By Beth Amato
In principle, the global minimum corporate tax, which the National Treasury aims to introduce to increase the corporate tax base in South Africa significantly, is necessary, but the proposed bill concerns tax experts. In its current state, the proposals in the South African Draft Global Minimum Tax Bill, might be confusing and difficult to interpret.
“The corporate tax is a fair measure. We just don’t know how it will work practically. It’s important to wait for the Explanatory Memorandum and Draft Global Minimum Tax Bill where we have the opportunity to make in-depth comments about the bill,” says Dr Gerhard Nienaber, the tax director of the recently launched company Kisch Tax Advisory.
Nienaber says the global corporate tax, of which South Africa is one of 140 country signatories, will ensure that multinational corporations pay a minimum rate of tax.
“South Africa is a member of the Organisation for Economic Cooperation and Development’s/G20’s steering committee for an inclusive framework on ‘base erosion and profit shifting’. These rules are designed to limit the channels international corporates use to shift their profits from high to low-tax countries.”
According to the World Economic Forum, the new measure will reduce under-taxed profits by around 80% because it is imposed across countries and tax haven structures.
In a headline announcement during the February Budget speech, Finance Minister Enoch Godongwana announced that the Treasury would introduce the 15% global corporate tax to multinationals regardless of where their profits were generated. Global companies operating in South Africa, with annual revenue exceeding about R15.2 billion, would be subject to the new rules.
Nienaber says that there will be two measures, effective from January 1, 2024, to implement the change. An income inclusion rule will enable South Africa to apply a top-up tax on profits by South African multinationals in countries where they pay less than 15% in tax revenue. The second measure is the domestic minimum top-up tax, enabling the South African Revenue Service to collect a top-up tax for multinationals paying a tax rate of less than 15% in South Africa.
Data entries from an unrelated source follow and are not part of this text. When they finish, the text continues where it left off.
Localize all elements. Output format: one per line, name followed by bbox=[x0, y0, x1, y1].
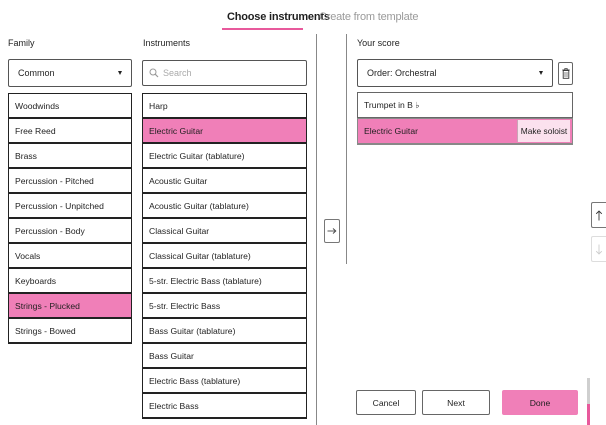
family-label: Family bbox=[8, 38, 35, 48]
your-score-label: Your score bbox=[357, 38, 400, 48]
instrument-item-label: Bass Guitar bbox=[149, 350, 194, 361]
family-item-label: Strings - Plucked bbox=[15, 300, 80, 311]
instrument-item[interactable]: Electric Guitar bbox=[142, 118, 307, 144]
instrument-item[interactable]: Classical Guitar (tablature) bbox=[142, 243, 307, 269]
family-item-label: Vocals bbox=[15, 250, 41, 261]
instrument-item-label: Electric Guitar bbox=[149, 125, 203, 136]
score-item-selected[interactable]: Electric Guitar Make soloist bbox=[357, 118, 573, 145]
family-list: Woodwinds Free Reed Brass Percussion - Pitc… bbox=[8, 93, 132, 344]
score-item-label: Trumpet in B ♭ bbox=[364, 99, 420, 110]
family-dropdown-value: Common bbox=[18, 68, 55, 78]
chevron-down-icon bbox=[539, 71, 543, 75]
arrow-up-icon bbox=[595, 209, 603, 220]
instruments-label: Instruments bbox=[143, 38, 191, 48]
family-item[interactable]: Percussion - Pitched bbox=[8, 168, 132, 194]
instrument-item-label: Classical Guitar bbox=[149, 225, 210, 236]
family-item[interactable]: Vocals bbox=[8, 243, 132, 269]
instrument-item[interactable]: Acoustic Guitar bbox=[142, 168, 307, 194]
arrow-right-icon bbox=[327, 228, 337, 234]
family-item[interactable]: Woodwinds bbox=[8, 93, 132, 119]
family-item[interactable]: Brass bbox=[8, 143, 132, 169]
move-down-button[interactable] bbox=[591, 236, 606, 262]
family-item-label: Keyboards bbox=[15, 275, 57, 286]
active-tab-indicator bbox=[222, 28, 303, 30]
order-dropdown-value: Order: Orchestral bbox=[367, 68, 437, 78]
instrument-item[interactable]: Electric Bass bbox=[142, 393, 307, 419]
tab-bar: Choose instruments Create from template bbox=[0, 11, 606, 31]
chevron-down-icon bbox=[118, 71, 122, 75]
family-item-label: Percussion - Unpitched bbox=[15, 200, 104, 211]
score-item[interactable]: Trumpet in B ♭ bbox=[357, 92, 573, 119]
next-button[interactable]: Next bbox=[422, 390, 490, 415]
trash-icon bbox=[561, 68, 570, 79]
family-item-label: Percussion - Pitched bbox=[15, 175, 94, 186]
make-soloist-button[interactable]: Make soloist bbox=[517, 120, 570, 142]
instrument-item[interactable]: Acoustic Guitar (tablature) bbox=[142, 193, 307, 219]
instrument-item-label: Acoustic Guitar (tablature) bbox=[149, 200, 249, 211]
done-button[interactable]: Done bbox=[502, 390, 578, 415]
instrument-item-label: Electric Bass bbox=[149, 400, 199, 411]
instrument-item-label: 5-str. Electric Bass bbox=[149, 300, 221, 311]
instrument-list: Harp Electric Guitar Electric Guitar (tabl… bbox=[142, 93, 307, 419]
instrument-item[interactable]: Classical Guitar bbox=[142, 218, 307, 244]
instrument-item-label: Acoustic Guitar bbox=[149, 175, 208, 186]
instrument-item[interactable]: Electric Bass (tablature) bbox=[142, 368, 307, 394]
instrument-item-label: Electric Guitar (tablature) bbox=[149, 150, 245, 161]
score-item-label: Electric Guitar bbox=[364, 126, 418, 136]
left-divider bbox=[316, 34, 317, 425]
instrument-item-label: Classical Guitar (tablature) bbox=[149, 250, 251, 261]
tab-choose-instruments[interactable]: Choose instruments bbox=[227, 11, 330, 23]
family-item[interactable]: Percussion - Body bbox=[8, 218, 132, 244]
instrument-item[interactable]: 5-str. Electric Bass (tablature) bbox=[142, 268, 307, 294]
family-item[interactable]: Strings - Bowed bbox=[8, 318, 132, 344]
family-item-label: Percussion - Body bbox=[15, 225, 85, 236]
family-item[interactable]: Strings - Plucked bbox=[8, 293, 132, 319]
search-placeholder: Search bbox=[163, 68, 192, 78]
family-item-label: Brass bbox=[15, 150, 37, 161]
order-dropdown[interactable]: Order: Orchestral bbox=[357, 59, 553, 87]
family-item[interactable]: Free Reed bbox=[8, 118, 132, 144]
family-item[interactable]: Percussion - Unpitched bbox=[8, 193, 132, 219]
instrument-item[interactable]: Bass Guitar bbox=[142, 343, 307, 369]
add-to-score-button[interactable] bbox=[324, 219, 340, 243]
family-item[interactable]: Keyboards bbox=[8, 268, 132, 294]
search-input[interactable]: Search bbox=[142, 60, 307, 86]
tab-create-from-template[interactable]: Create from template bbox=[319, 11, 419, 23]
family-dropdown[interactable]: Common bbox=[8, 59, 132, 87]
right-divider bbox=[346, 34, 347, 264]
family-item-label: Woodwinds bbox=[15, 100, 60, 111]
arrow-down-icon bbox=[595, 244, 603, 255]
scrollbar-thumb[interactable] bbox=[587, 404, 590, 425]
instrument-item-label: Electric Bass (tablature) bbox=[149, 375, 241, 386]
cancel-button[interactable]: Cancel bbox=[356, 390, 416, 415]
instrument-item[interactable]: Electric Guitar (tablature) bbox=[142, 143, 307, 169]
instrument-item-label: Harp bbox=[149, 100, 168, 111]
instrument-item-label: Bass Guitar (tablature) bbox=[149, 325, 236, 336]
instrument-item[interactable]: 5-str. Electric Bass bbox=[142, 293, 307, 319]
instrument-item[interactable]: Harp bbox=[142, 93, 307, 119]
instrument-item[interactable]: Bass Guitar (tablature) bbox=[142, 318, 307, 344]
family-item-label: Strings - Bowed bbox=[15, 325, 76, 336]
family-item-label: Free Reed bbox=[15, 125, 56, 136]
search-icon bbox=[149, 68, 159, 78]
move-up-button[interactable] bbox=[591, 202, 606, 228]
instrument-item-label: 5-str. Electric Bass (tablature) bbox=[149, 275, 262, 286]
delete-button[interactable] bbox=[558, 62, 573, 85]
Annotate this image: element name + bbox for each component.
South Africa’s estimate economic growth rate is 0.6% in 2023. This can be attributed to crippling electricity supply woes, failing infrastructure at ports and rail logistics networks, high inflation and the crippling cost of living.
“In addition, the country’s credit rating, being greylisted and the poor performing currency, to name only three, increases the risk factors for international investment,” says Nienaber.
With so much stacked against the country, Gondongwana’s long-term tax policy is to expand the tax base. The introduction of the global corporate tax will add an estimated R8 billion to the tax collection. However, despite the effective January 2024 date (which will be collected in arrears), introducing the rules is expected to generate corporate tax collection in the 2026/2027 tax year.
Notwithstanding South Africa’s numerous economic troubles, the finance minister has offered attractive investment incentives to produce electric and hydrogen-powered vehicles. An investment allowance for new investments, beginning in March 2026, will be available. Producers can claim 150% of qualifying investment spend in their first year.
“Foreign corporations with South African subsidiaries can take advantage of these incentives if they meet the investment requirements per the Income Tax Act, 58 of 1962. If they do not have South African subsidiaries or branches, they will not be eligible for the incentives until they regularise their tax affairs in South Africa. This includes registering as a taxpayer in South Africa if they operate within the South African tax net,” says Nienaber.
Submissions to the Explanatory Memorandum and Draft Global Minimum Tax Bill can be made until the end of March 2024.